The Machine Stops

For my Technology and Society class, I just had to read a science fiction short story that was written in 1909. It’s called The Machine Stops, and I found it thought provoking and interesting, so I thought I’d share it with you. It’s  not too long so it won’t take long to read.

If you do choose to read it, share your thoughts!


2 responses to “The Machine Stops

  1. Thanks for sharing this. Very interesting read. I really enjoyed the author’s emphasis on the connection between technology and religion. As the Machine began to grant more and more conveniences, to become an omnipresent and essential part of their lives, people began to respect the Machine and show reverence for its necessity. Is it a coincidence that this increase in religious sentiments was paralleled by a decrease in ‘first-hand ideas,’ of direct observation of their surroundings? Also, kinda of awesome reading this on a computer screen with music playing, and now a message to be sent instantly. Any ideas lately…?
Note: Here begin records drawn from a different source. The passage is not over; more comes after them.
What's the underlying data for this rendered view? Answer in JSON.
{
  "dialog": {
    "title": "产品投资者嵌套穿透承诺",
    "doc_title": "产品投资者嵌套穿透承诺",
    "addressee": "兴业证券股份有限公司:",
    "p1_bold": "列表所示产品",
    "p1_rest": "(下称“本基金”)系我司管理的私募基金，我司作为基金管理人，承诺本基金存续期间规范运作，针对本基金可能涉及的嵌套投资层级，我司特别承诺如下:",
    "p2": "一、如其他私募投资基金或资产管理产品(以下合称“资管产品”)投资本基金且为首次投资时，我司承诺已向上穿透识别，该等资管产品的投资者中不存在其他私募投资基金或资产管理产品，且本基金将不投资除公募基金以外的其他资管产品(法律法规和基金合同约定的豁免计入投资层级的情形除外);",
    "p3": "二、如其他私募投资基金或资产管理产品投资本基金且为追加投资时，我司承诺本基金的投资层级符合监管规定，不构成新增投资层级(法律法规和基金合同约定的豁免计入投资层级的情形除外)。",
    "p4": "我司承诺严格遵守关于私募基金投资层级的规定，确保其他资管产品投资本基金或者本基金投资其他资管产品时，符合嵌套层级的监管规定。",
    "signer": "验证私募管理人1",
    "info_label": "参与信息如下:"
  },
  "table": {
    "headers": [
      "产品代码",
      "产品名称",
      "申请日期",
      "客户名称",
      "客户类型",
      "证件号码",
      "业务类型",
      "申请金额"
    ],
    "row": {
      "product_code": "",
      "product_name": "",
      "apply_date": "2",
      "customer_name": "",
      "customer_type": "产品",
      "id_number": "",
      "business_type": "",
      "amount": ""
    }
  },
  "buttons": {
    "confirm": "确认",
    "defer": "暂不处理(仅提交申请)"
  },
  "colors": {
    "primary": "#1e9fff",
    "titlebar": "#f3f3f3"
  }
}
    • One aspect (among many) that I found quite interesting was the idea of first-hand ideas being (essentially) bad ideas. It was much more desirable to have second-hand ideas, or even better, tenth-hand ideas. I found it horrifying when Vashti would look outside at the world, and say to herself “No ideas here.”
      To me, the thing that differentiates humans from all other life on earth is the desire and drive to seek and to learn and to develop our technology. Their society got to a point where there were no more intellectuals; there were no more new ideas. I feel that in the pursuit of more and better technology, the appeal of being catered to more and more, and having to do less and less, the ultimate result was that the human race lost their humanity. They lost the ambition for knowledge, and thus lost their humanity, effectively (in my opinion) making their lives worthless.
      I found it to be a very thought provoking and interesting story, and one that, unfortunately, is every bit as relevant today as it was 100 years ago.